Where does your money go?

The bank’s operations are basically divided into two categories: managing savings and providing funds to parties who need it. But where does the €400 billion on ABN AMRO’s balance sheet actually go? Which sectors are the main recipients of the bank’s financing activities? The food sector? The construction industry? Fossil fuels? Actually, none of those. The lion’s share of that €400 billion goes towards financing mortgages for private individuals.

Mortgages and loans

Over two-thirds of the bank’s total assets, more than €275 billion*, is how much the bank lends to clients. Mortgages make up the vast majority (93 per cent) of the €160 billion earmarked for consumers. Most of the remaining €115 billion is used to provide financing to companies and businesses. Roughly half of those outstanding loans are taken out by large companies (i.e. with a turnover exceeding €250 million). The other half goes to SMEs. In its annual report, ABN AMRO gives a breakdown of the most important sectors.

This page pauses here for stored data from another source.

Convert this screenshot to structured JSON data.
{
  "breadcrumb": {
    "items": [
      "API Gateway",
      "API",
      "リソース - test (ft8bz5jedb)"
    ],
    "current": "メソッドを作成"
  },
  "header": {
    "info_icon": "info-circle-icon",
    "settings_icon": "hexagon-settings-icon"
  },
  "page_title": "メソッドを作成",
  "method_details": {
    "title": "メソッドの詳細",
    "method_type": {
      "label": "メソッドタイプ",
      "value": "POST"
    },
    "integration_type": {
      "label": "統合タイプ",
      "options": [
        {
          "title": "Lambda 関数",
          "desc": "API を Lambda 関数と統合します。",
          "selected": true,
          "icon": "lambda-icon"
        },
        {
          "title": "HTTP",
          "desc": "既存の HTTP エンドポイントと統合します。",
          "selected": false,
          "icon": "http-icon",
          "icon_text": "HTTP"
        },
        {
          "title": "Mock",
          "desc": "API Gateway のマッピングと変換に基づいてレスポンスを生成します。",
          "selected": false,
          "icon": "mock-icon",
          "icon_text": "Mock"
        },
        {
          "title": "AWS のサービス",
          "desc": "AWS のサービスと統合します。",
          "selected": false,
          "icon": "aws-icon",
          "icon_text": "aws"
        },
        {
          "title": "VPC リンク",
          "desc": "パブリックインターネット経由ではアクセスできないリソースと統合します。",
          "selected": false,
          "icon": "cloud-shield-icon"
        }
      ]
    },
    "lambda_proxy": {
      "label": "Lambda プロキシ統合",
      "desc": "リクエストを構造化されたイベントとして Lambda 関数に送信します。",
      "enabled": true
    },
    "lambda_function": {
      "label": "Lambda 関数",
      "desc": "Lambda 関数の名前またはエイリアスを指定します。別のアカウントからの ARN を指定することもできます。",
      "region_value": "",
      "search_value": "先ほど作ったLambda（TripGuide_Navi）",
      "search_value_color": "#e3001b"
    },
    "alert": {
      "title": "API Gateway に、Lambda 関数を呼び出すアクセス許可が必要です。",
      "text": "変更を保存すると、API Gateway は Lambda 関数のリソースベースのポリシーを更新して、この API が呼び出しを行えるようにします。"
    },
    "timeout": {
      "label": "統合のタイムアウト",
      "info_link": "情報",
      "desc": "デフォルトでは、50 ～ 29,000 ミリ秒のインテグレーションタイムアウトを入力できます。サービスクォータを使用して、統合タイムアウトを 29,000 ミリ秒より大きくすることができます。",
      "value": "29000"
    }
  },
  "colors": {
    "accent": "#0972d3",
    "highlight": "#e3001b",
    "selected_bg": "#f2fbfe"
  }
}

Download here the infographic​ (PDF 194 KB).

Buffers

So what happens to all the money that the bank doesn’t lend in the form of mortgages or business and corporate financing? Banks have to maintain buffers to ensure sufficient liquidity at all times, even in extreme circumstances (also known as stress scenarios). ABN AMRO invests part of that money in government bonds and entrusts a portion of its buffers to the European central bank (around €29 billion at the end of September 2019). Banks now pay negative interest rate on this amount.

This liquidity means banks can help ensure that organisations can always meet their obligations and help guarantee financial stability so that clients can still use their debit cards, withdraw cash or transfer funds no matter what.

*Figures based on page 67 of ABN AMRO's 2018 Annual Report.